Blockchain-fueled startup Propy and Heckler Real Estate were behind a real estate NFT blockchain auction for a property in Gulfport, Fla., the first of its kind in the United States. With an opening bid of $650,000, the investment-based property gives the winning bidder access to an entity that owns the Spanish-themed property plus a digital version in the form of an NFT, the ownership rights to which are stored in a cryptocurrency wallet. Bids were taken in Ethereum (ETH), with the house/NFT combo ultimately selling for 210 ETH, or roughly $652,000.
Cryptocurrencies have a reputation for being anonymous and unregulated, but they've evolved. For example, to participate in the Propy deal, bidders had to verify their identity via a know-your-customer (KYC) form, which is the standard for crypto exchanges like Coinbase these days. In addition, bidders had to prove they could afford the property with at least the minimum bid in their crypto wallet to participate. Thousands of people wanted in. Propy tweeted,
“Oh wow! We know it’s a great property but just wow! We didn’t expect so many of you to be interested in our first RE NFT auction in the US. As we speak, we are swamped with people trying to get verified.”

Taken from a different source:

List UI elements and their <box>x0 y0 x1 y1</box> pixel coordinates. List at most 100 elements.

You might be wondering if the owner, AJ, gets a set of physical keys to the house or digital keys to open the door to the metaverse. The answer is both. On the physical side, the winning bidder gains access to an LLC that owns the five-bedroom, three-and-a-half bath house in the St. Petersburg area. At that point, it's up to the new owner if they want to move in, rent it out, or flip it. On the digital side, the winning bidder also gets an NFT that stores their LLC ownership on the blockchain, not to mention bragging rights.
That Was Then, This Is Now
This is not the blockchain industry's first NFT rodeo. In 2017, Michael Arrington, founder of high-tech news site TechCrunch, sold his Kyiv apartment in the first-ever NFT real estate auction. Arrington's apartment/NFT was sold to Devon Bernard for 36 ETH, worth just shy of $93,500 at the time. There were close to four-dozen bids for the real estate NFT. That was then, and the industry has only exploded over the past year.

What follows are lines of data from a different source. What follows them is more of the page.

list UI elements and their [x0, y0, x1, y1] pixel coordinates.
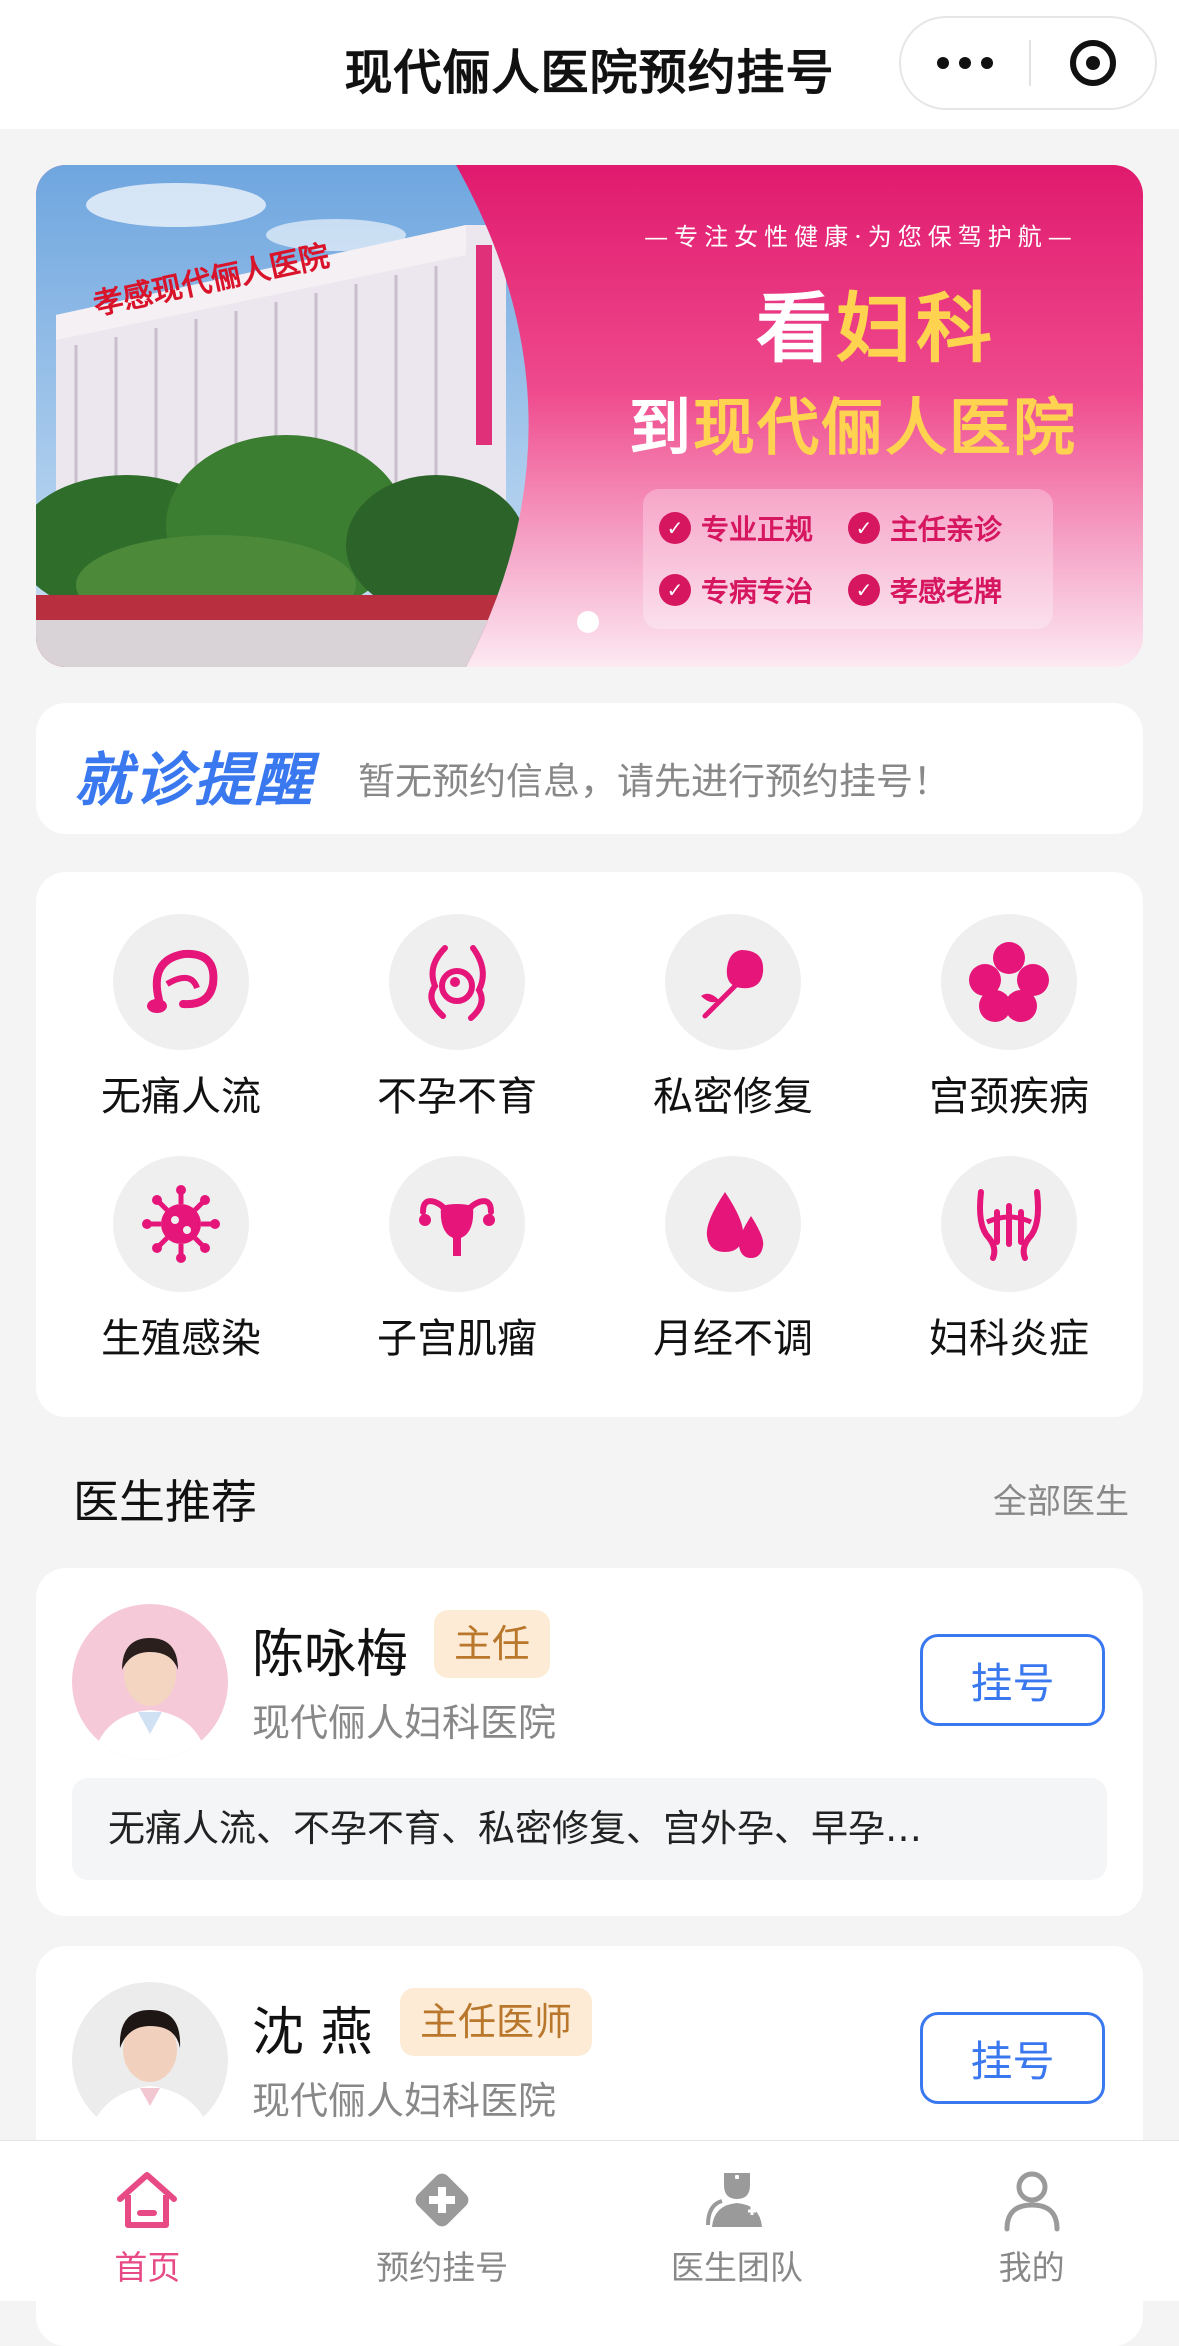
check-icon: ✓: [848, 574, 880, 606]
mini-program-capsule: [899, 16, 1157, 110]
doctor-team-icon: [705, 2173, 762, 2227]
tab-home[interactable]: 首页: [0, 2141, 295, 2301]
banner-slogan: —专注女性健康·为您保驾护航—: [644, 223, 1078, 251]
doctor-title-badge: 主任医师: [400, 1988, 593, 2056]
category-label: 子宫肌瘤: [377, 1316, 537, 1362]
feature-tag: ✓ 主任亲诊: [848, 497, 1037, 559]
flower-icon: [941, 914, 1077, 1050]
reminder-title: 就诊提醒: [74, 746, 315, 814]
hospital-building-photo: 孝感现代俪人医院: [36, 165, 529, 667]
doctor-hospital: 现代俪人妇科医院: [252, 1701, 557, 1745]
doctor-name: 沈 燕: [252, 2003, 373, 2063]
category-reproductive-infection[interactable]: 生殖感染: [43, 1114, 319, 1362]
more-dots-icon: [937, 57, 949, 69]
carousel-indicator[interactable]: [577, 611, 599, 633]
tab-label: 我的: [998, 2248, 1065, 2287]
bottom-tab-bar: 首页 预约挂号 医生团队 我的: [0, 2140, 1179, 2301]
banner-feature-tags: ✓ 专业正规 ✓ 主任亲诊 ✓ 专病专治 ✓ 孝感老牌: [643, 489, 1053, 629]
tab-label: 医生团队: [670, 2248, 803, 2287]
more-menu-button[interactable]: [901, 18, 1029, 108]
reminder-text: 暂无预约信息，请先进行预约挂号！: [358, 760, 950, 803]
abortion-icon: [113, 914, 249, 1050]
tab-profile[interactable]: 我的: [884, 2141, 1179, 2301]
all-doctors-link[interactable]: 全部医生: [993, 1474, 1129, 1523]
category-private-repair[interactable]: 私密修复: [595, 872, 871, 1120]
department-grid: 无痛人流 不孕不育 私密修复 宫颈疾病 生殖感染 子宫肌瘤 月经不调 妇科炎症: [36, 872, 1143, 1417]
close-mini-program-button[interactable]: [1031, 18, 1155, 108]
target-close-icon: [1070, 40, 1116, 86]
category-infertility[interactable]: 不孕不育: [319, 872, 595, 1120]
register-button[interactable]: 挂号: [920, 2012, 1105, 2104]
register-button[interactable]: 挂号: [920, 1634, 1105, 1726]
uterus-icon: [389, 1156, 525, 1292]
feature-tag: ✓ 专业正规: [659, 497, 848, 559]
check-icon: ✓: [659, 512, 691, 544]
category-menstrual[interactable]: 月经不调: [595, 1114, 871, 1362]
doctor-hospital: 现代俪人妇科医院: [252, 2079, 557, 2123]
tab-doctor-team[interactable]: 医生团队: [590, 2141, 885, 2301]
medical-cross-icon: [415, 2173, 469, 2227]
visit-reminder-card[interactable]: 就诊提醒 暂无预约信息，请先进行预约挂号！: [36, 703, 1143, 834]
tab-appointment[interactable]: 预约挂号: [295, 2141, 590, 2301]
doctor-avatar: [72, 1982, 228, 2138]
doctor-avatar: [72, 1604, 228, 1760]
category-gynecological-inflammation[interactable]: 妇科炎症: [871, 1114, 1147, 1362]
user-icon: [1004, 2171, 1060, 2232]
pelvis-icon: [941, 1156, 1077, 1292]
category-label: 月经不调: [653, 1316, 813, 1362]
category-cervical[interactable]: 宫颈疾病: [871, 872, 1147, 1120]
category-label: 妇科炎症: [929, 1316, 1089, 1362]
doctor-title-badge: 主任: [434, 1610, 551, 1678]
feature-tag: ✓ 专病专治: [659, 559, 848, 621]
top-nav-bar: 现代俪人医院预约挂号: [0, 0, 1179, 129]
banner-headline: 看妇科: [756, 284, 996, 373]
drops-icon: [665, 1156, 801, 1292]
home-icon: [117, 2172, 178, 2228]
tab-label: 预约挂号: [376, 2248, 509, 2287]
rose-icon: [665, 914, 801, 1050]
category-abortion[interactable]: 无痛人流: [43, 872, 319, 1120]
check-icon: ✓: [659, 574, 691, 606]
doctor-name: 陈咏梅: [252, 1625, 409, 1685]
category-uterine-fibroids[interactable]: 子宫肌瘤: [319, 1114, 595, 1362]
banner-subline: 到现代俪人医院: [628, 391, 1078, 464]
check-icon: ✓: [848, 512, 880, 544]
carousel-dot-active[interactable]: [577, 611, 599, 633]
category-label: 生殖感染: [101, 1316, 261, 1362]
feature-tag: ✓ 孝感老牌: [848, 559, 1037, 621]
virus-icon: [113, 1156, 249, 1292]
tab-label: 首页: [114, 2248, 181, 2287]
doctor-card[interactable]: 陈咏梅 主任 现代俪人妇科医院 挂号 无痛人流、不孕不育、私密修复、宫外孕、早孕…: [36, 1568, 1143, 1916]
pregnancy-icon: [389, 914, 525, 1050]
doctor-section-title: 医生推荐: [73, 1475, 257, 1529]
doctor-specialties: 无痛人流、不孕不育、私密修复、宫外孕、早孕…: [72, 1778, 1107, 1880]
promo-banner[interactable]: 孝感现代俪人医院 —专注女性健康·为您保驾护航— 看妇科 到现代俪人医院 ✓ 专业…: [36, 165, 1143, 667]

NFT sales reached an eye-popping $25 billion last year across art, music, media, gaming, etc. Now the industry can add real estate to the list. The momentum appears to have spilled over into 2022, with JPMorgan recently predicting that NFTs are poised to “dominate the digital asset universe” going forward. The Wall Street bank also notes that gaming is an “important use case.”
The Ethereum blockchain is the go-to platform for NFTs. It's been used by major auction houses like Sotheby's and Christie's. Last year, digital artist Beeple made mainstream headlines when his “Everydays” artwork sold as an NFT on the Christie's platform for $69 million, paid for in ETH — with no physical version.

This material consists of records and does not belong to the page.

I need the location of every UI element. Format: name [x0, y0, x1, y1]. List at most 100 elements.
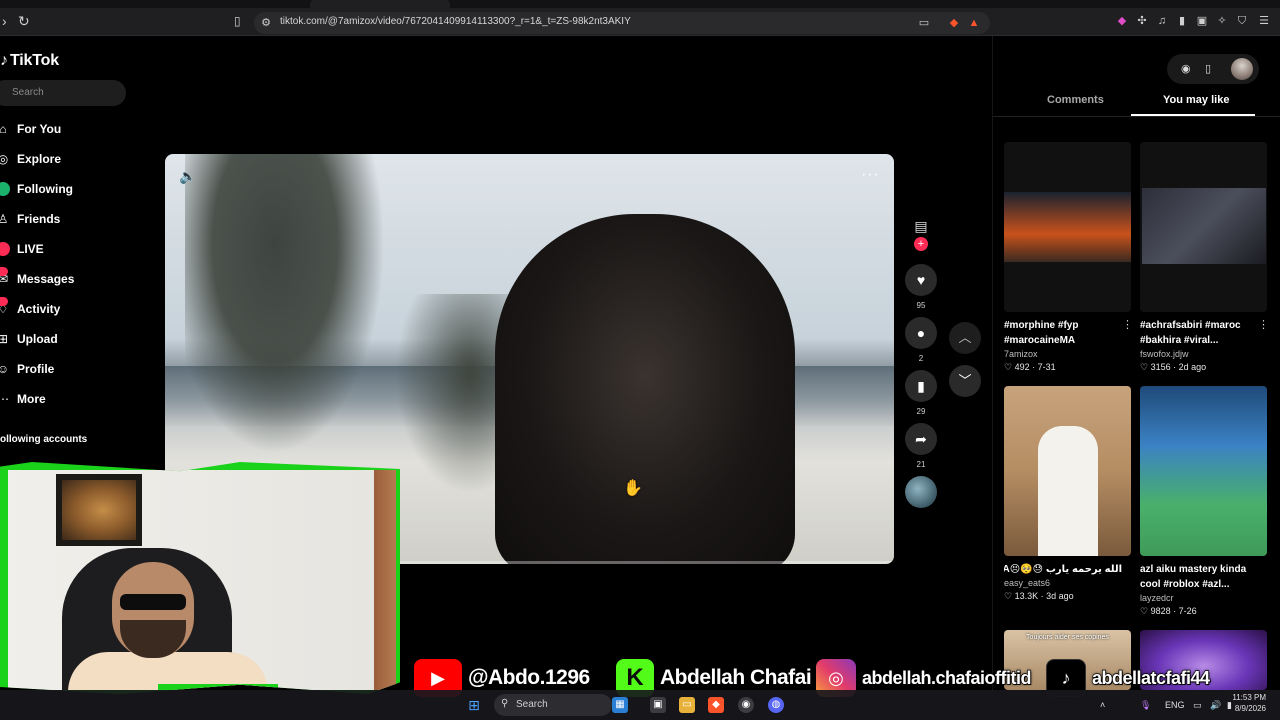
network-icon[interactable]: ▭ [1193, 700, 1202, 711]
card-menu-icon[interactable]: ⋮ [1122, 318, 1133, 331]
sidebar-item-messages[interactable]: ✉ Messages [0, 267, 75, 289]
brave-shield-icon[interactable]: ◆ [948, 17, 960, 29]
mouse-cursor-icon: ✋ [623, 480, 643, 497]
brave-browser-icon[interactable]: ◆ [708, 697, 724, 713]
card-meta: ♡ 3156 · 2d ago [1140, 362, 1207, 372]
sidebar-item-activity[interactable]: ♢ Activity [0, 297, 60, 319]
battery-icon[interactable]: ▮ [1227, 700, 1232, 711]
forward-icon[interactable]: › [2, 13, 7, 29]
thumbnail-image [1004, 192, 1131, 262]
sidebar-item-profile[interactable]: ☺ Profile [0, 359, 54, 379]
taskbar-search[interactable]: ⚲ Search [494, 694, 612, 716]
video-thumbnail[interactable] [1004, 386, 1131, 556]
device-icon[interactable]: ▯ [1205, 62, 1211, 75]
language-indicator[interactable]: ENG [1165, 700, 1185, 710]
heart-icon: ♥ [905, 264, 937, 296]
kick-handle-text: Abdellah Chafai [659, 665, 812, 689]
coin-icon[interactable]: ◉ [1181, 62, 1191, 75]
sidebar-item-live[interactable]: LIVE [0, 239, 44, 259]
follow-plus-icon[interactable]: + [914, 237, 928, 251]
thumbnail-image [1142, 188, 1266, 264]
card-likes: 492 [1014, 362, 1030, 372]
card-author[interactable]: layzedcr [1140, 593, 1267, 603]
sunglasses [120, 594, 186, 610]
video-thumbnail[interactable] [1140, 142, 1267, 312]
sidebar-icon[interactable]: ▮ [1176, 15, 1188, 27]
menu-icon[interactable]: ☰ [1258, 15, 1270, 27]
more-options-icon[interactable]: ··· [861, 166, 880, 184]
windows-start-icon[interactable]: ⊞ [466, 697, 482, 713]
discord-icon[interactable]: ◍ [768, 697, 784, 713]
creator-avatar[interactable]: ▤ + [905, 218, 937, 251]
recommended-video-card[interactable]: azl aiku mastery kinda cool #roblox #azl… [1140, 386, 1267, 617]
reload-icon[interactable]: ↻ [18, 13, 30, 30]
card-menu-icon[interactable]: ⋮ [1258, 318, 1269, 331]
tab-comments[interactable]: Comments [1047, 94, 1104, 106]
sidebar-item-for-you[interactable]: ⌂ For You [0, 119, 61, 139]
like-button[interactable]: ♥ 95 [905, 264, 937, 310]
card-caption: الله يرحمه يارب 😓🥺😣MA [1004, 564, 1122, 575]
extensions-icon[interactable]: ✣ [1136, 15, 1148, 27]
comment-count: 2 [918, 354, 924, 363]
task-view-icon[interactable]: ▣ [650, 697, 666, 713]
tab-you-may-like[interactable]: You may like [1163, 94, 1229, 106]
sidebar-item-following[interactable]: Following [0, 179, 73, 199]
card-author[interactable]: easy_eats6 [1004, 578, 1131, 588]
search-input[interactable]: Search [0, 80, 126, 106]
recommended-video-card[interactable]: ⋮ #achrafsabiri #maroc #bakhira #viral..… [1140, 142, 1269, 373]
card-author[interactable]: fswofox.jdjw [1140, 349, 1267, 359]
save-button[interactable]: ▮ 29 [905, 370, 937, 416]
search-placeholder: Search [12, 87, 44, 98]
wallet-icon[interactable]: ▣ [1196, 15, 1208, 27]
sidebar-item-upload[interactable]: ⊞ Upload [0, 329, 58, 349]
share-button[interactable]: ➦ 21 [905, 423, 937, 469]
music-icon[interactable]: ♫ [1156, 15, 1168, 27]
sidebar-item-label: Messages [17, 272, 75, 286]
leo-ai-icon[interactable]: ✧ [1216, 15, 1228, 27]
comment-icon: ● [905, 317, 937, 349]
system-clock[interactable]: 11:53 PM 8/9/2026 [1232, 690, 1266, 714]
card-date: 2d ago [1178, 362, 1207, 372]
tiktok-logo[interactable]: ♪ TikTok [0, 52, 59, 70]
chrome-icon[interactable]: ◉ [738, 697, 754, 713]
video-thumbnail[interactable] [1004, 142, 1131, 312]
wooden-shelf [374, 470, 396, 690]
site-info-icon[interactable]: ⚙ [260, 17, 272, 29]
card-author[interactable]: 7amizox [1004, 349, 1131, 359]
video-thumbnail[interactable] [1140, 386, 1267, 556]
video-palm [185, 154, 385, 454]
card-likes: 13.3K [1014, 591, 1039, 601]
volume-tray-icon[interactable]: 🔊 [1210, 700, 1221, 711]
active-tab[interactable] [310, 0, 450, 8]
address-bar[interactable]: ⚙ tiktok.com/@7amizox/video/767204140991… [254, 12, 990, 34]
previous-video-button[interactable]: ︿ [949, 322, 981, 354]
comment-button[interactable]: ● 2 [905, 317, 937, 363]
right-panel: ◉ ▯ Comments You may like ⋮ #morphine #f… [992, 36, 1280, 720]
music-disc[interactable] [905, 476, 937, 508]
widgets-icon[interactable]: ▦ [612, 697, 628, 713]
brave-rewards-icon[interactable]: ▲ [968, 17, 980, 29]
card-meta: ♡ 13.3K · 3d ago [1004, 591, 1074, 601]
bookmark-icon[interactable]: ▯ [234, 14, 241, 28]
lion-painting [56, 474, 142, 546]
recommended-video-card[interactable]: ⋮ #morphine #fyp #marocaineMA 7amizox ♡ … [1004, 142, 1133, 373]
url-text: tiktok.com/@7amizox/video/76720414099141… [280, 16, 631, 27]
extension-shield-icon[interactable]: ◆ [1116, 15, 1128, 27]
sidebar-item-label: LIVE [17, 242, 44, 256]
tiktok-sidebar: ♪ TikTok Search ⌂ For You ◎ Explore Foll… [0, 36, 150, 466]
user-avatar[interactable] [1231, 58, 1253, 80]
microphone-icon[interactable]: 🎙 [1140, 700, 1151, 711]
webcam-overlay [0, 462, 400, 694]
volume-icon[interactable]: 🔈 [179, 168, 196, 185]
cast-icon[interactable]: ▭ [918, 17, 930, 29]
vpn-icon[interactable]: ⛉ [1236, 15, 1248, 27]
file-explorer-icon[interactable]: ▭ [679, 697, 695, 713]
recommended-video-card[interactable]: الله يرحمه يارب 😓🥺😣MA easy_eats6 ♡ 13.3K… [1004, 386, 1131, 602]
instagram-handle-text: abdellah.chafaioffitid [861, 667, 1032, 688]
sidebar-item-more[interactable]: ⋯ More [0, 389, 46, 409]
next-video-button[interactable]: ﹀ [949, 365, 981, 397]
live-icon [0, 242, 10, 256]
sidebar-item-explore[interactable]: ◎ Explore [0, 149, 61, 169]
sidebar-item-friends[interactable]: ♙ Friends [0, 209, 60, 229]
tray-chevron-icon[interactable]: ˄ [1100, 700, 1105, 710]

As the second-biggest cryptocurrency, Ethereum is also highly volatile, with the price having taken investors on a roller-coaster ride lately. In the past 90-day period, the ETH price has ranged from $2,172 to nearly $4,900. That volatility looms over future potential real estate NFT deals — and any major purchase for that matter — but it isn't stopping them altogether. Propy has already unveiled its next hybrid property, a condo located where else but Tampa, Fla.